Council awards honour pride of Ross-shire
AN INSPIRING teacher, a “most remarkable” school janitor, parents who established a new play park and the team behind a festival for older people were all the pride of Ross-shire at a recent awards ceremony.
Highland Council held its Quality Awards last week when a host of employees and community projects were recognised for the significant contribution they have made over the last year.
Among the winners were four from Ross-shire, including Seonaid Cooke, a P1-3 teacher at Marybank Primary School who won the Innovation of the Year Award for her inspiration in devising and co-ordinating a Friendship Games.
The games involved pupils from her school and St Clements Special School in Dingwall and captured values of the Olympic and Paralympic Games, allowing children of very different ability levels to work together for the benefit of everyone.
The project involved pupils deciding what kind of games and activities both schools could be involved in fairly, allowing for children in St Clements with physical and emotional needs to participate.
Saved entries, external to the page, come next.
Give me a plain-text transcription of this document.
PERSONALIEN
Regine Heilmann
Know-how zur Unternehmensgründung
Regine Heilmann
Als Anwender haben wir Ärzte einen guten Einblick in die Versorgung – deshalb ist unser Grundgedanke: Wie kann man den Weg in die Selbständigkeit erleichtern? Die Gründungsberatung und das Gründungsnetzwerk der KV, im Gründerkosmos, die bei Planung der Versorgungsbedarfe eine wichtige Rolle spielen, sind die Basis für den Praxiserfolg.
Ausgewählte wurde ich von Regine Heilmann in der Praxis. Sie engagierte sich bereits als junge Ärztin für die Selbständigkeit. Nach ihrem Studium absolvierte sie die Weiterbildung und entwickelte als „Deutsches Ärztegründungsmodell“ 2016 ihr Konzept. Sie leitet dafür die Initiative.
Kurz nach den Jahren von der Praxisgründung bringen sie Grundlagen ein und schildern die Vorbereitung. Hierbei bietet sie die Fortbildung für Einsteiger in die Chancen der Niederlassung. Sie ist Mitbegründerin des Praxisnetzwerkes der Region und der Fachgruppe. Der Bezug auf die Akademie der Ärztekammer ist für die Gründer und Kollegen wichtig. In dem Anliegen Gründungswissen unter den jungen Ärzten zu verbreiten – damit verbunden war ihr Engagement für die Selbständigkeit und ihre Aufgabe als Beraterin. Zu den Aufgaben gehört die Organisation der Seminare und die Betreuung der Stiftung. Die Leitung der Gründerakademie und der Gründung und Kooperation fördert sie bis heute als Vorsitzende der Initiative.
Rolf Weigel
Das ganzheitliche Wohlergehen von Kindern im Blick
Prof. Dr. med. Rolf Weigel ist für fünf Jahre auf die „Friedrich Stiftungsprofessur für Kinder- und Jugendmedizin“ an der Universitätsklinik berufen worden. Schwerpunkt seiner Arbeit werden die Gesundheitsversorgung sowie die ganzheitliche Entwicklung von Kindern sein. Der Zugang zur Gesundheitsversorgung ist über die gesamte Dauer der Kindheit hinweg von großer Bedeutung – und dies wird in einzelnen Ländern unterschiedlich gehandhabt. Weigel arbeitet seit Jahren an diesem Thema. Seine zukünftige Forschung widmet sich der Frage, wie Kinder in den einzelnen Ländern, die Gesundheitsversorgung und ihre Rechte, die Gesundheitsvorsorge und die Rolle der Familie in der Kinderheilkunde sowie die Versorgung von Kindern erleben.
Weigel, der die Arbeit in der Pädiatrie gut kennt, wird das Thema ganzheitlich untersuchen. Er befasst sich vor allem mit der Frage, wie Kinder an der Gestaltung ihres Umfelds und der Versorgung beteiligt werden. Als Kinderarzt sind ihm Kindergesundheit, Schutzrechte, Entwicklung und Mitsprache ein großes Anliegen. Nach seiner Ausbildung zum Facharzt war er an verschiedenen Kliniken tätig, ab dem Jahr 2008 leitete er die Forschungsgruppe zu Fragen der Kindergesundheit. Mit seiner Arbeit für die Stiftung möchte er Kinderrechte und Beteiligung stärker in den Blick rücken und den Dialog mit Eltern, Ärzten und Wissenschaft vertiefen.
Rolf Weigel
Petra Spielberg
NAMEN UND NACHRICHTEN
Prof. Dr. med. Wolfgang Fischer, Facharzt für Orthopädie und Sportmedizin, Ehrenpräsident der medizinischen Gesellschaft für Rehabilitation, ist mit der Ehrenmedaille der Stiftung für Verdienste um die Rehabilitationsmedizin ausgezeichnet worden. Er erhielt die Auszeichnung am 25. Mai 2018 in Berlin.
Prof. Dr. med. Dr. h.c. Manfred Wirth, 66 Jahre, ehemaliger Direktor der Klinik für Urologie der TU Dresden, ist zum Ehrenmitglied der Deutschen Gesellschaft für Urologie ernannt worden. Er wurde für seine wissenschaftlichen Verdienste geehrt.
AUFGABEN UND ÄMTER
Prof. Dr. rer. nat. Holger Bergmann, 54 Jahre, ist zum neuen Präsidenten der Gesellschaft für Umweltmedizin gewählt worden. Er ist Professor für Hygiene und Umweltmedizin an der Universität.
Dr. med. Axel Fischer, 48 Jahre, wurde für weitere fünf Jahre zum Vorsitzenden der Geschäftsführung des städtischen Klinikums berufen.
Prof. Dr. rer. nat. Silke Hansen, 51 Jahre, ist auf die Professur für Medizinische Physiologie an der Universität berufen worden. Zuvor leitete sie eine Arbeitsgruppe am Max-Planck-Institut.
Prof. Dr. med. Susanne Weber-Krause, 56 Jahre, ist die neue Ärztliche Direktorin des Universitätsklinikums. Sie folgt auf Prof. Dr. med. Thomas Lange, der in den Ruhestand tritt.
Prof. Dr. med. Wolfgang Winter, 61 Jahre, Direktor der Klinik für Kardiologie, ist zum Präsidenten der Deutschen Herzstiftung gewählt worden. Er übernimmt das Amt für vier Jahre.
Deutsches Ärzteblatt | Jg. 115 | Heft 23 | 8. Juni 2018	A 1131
The Marybank pupils gained a greater understanding of pupils with special needs while the St Clements pupils showed just how much children of all capabilities can achieve.
The afternoon of sport was deemed a huge success and the legacy is that it will become an annual event.
Gairloch High School janitor Andrew Bowker was short-listed for Employee of the Year after being nominated by depute head teacher Nevis Hulme.
Nevis described Andrew as a “most remarkable” janitor, contributing far more than is required of his job in terms of time and effort. He is also a handyman and saves the school time and money by repairing all sorts of things, even musical instruments.
Nevis said: “Andy is always aware of what is going on around the school and freely gives of his time to support pupils and staff. His unfailingly cheerful demeanour makes him stand out as a highly valued part of the team. His reputation goes before him to our partner school in Malawi and Comenius partners in Europe. I have never heard a bad word about him from staff or pupils. We are all delighted to put Andy forward for this award. It would be well deserved.”
The Chairman’s Award went to PARK - Place for Rosemarkie Active Kids - which was set up in May last year when a group of parents came together to raise the £80,000 needed to replace the dated equipment which had been removed from the old play park the year before.
As well as money from local events, funding was secured from the Highland LEADER programme, the Fortrose and Rosemarkie Common Good Fund, The Highland Council’s Black Isle ward discretionary budget as well as many national, international and local businesses.
In total £89,000 was raised and right on schedule on June 2 this year the new park was officially opened.
Winner of Working Together for Caring Communities was the working group which proposed, planned and delivered a Festival for Older People in the Black Isle in September 2011.
The group is also currently overseeing the production of ‘My Black Isle”, a colourful directory of many activities and services for older people, the final draft of which has met with widespread acclaim.
The buzz around the project is enabling older people to work with services and community groups to enhance the quality of their lives and ensures the council is better prepared to meet the challenges and take the opportunities afforded by the rapid aging of the population.